Breas became King of the Tuatha De Danann when Nuadu was wounded in battle against the Fir Bolgs. His ruled unjustly and broke with the tradition of providing entertainment for his subjects.
Stories of Breas
Once there was a maiden called Ériu who, when walking along the sea shore saw a stunningly handsome young man sailing into land on a silver vessel. The maiden and the man made love and before he departed he gave her a ring. He told her to give the ring only to the person whose finger it would fit. He told her he was Ealatha, a King of the Formorians. Breas the Beautiful was conceived from this union.
Breas’ rule as King of the Tuatha De Danann was oppressive. He connived with the Formorians, exacting taxes from his people. He made slaves of the Daghda, God of Wisdom, and Oghma the poet. He humiliated them by making them carry loads of firewood.
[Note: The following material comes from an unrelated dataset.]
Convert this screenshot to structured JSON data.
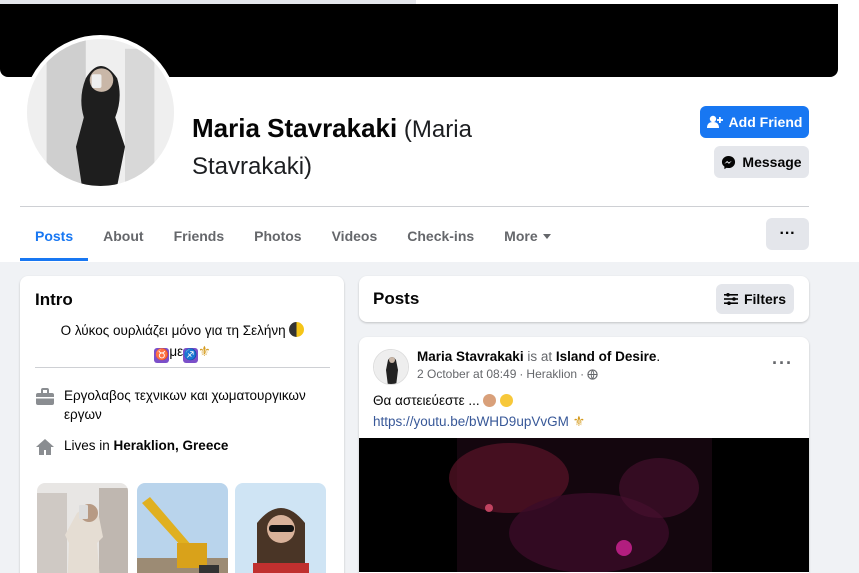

But another poet, Cairbre mac Éadoine satirised Breas for his meanness and from that hour on, there was blight on his rule. Fortified by the satire, the Tuatha De Danann demanded the resignation of Breas but agreed to let him remain in office until he had served seven years as King. Breas used his remaining time as King to assemble the Formorians to battle against the Tuatha De Danann. When Breas went to his mother to inquire about his Paternity, Ériu gave him the ring that Ealatha had given her on the day he was conceived. The ring fitted him perfectly. Breas then went to his father Ealatha, who refused help to his son because he had ruled unjustly. Instead he sent him to Balor for the help he needed.
The Tuatha De Danann defeated the Formorians at the Battle of Moytura. Lugh, the new King offered to spare Breas’ life in exchange for agricultural advice. Breas told him that ploughing, sowing and reaping should all be done on a Tuesday. Because of this advice his life was spared and he returned to the realm of his father Ealatha.
Breas’ reign as King of the Tuatha De Danann was unjust which did not make Ealatha the Formorian proud.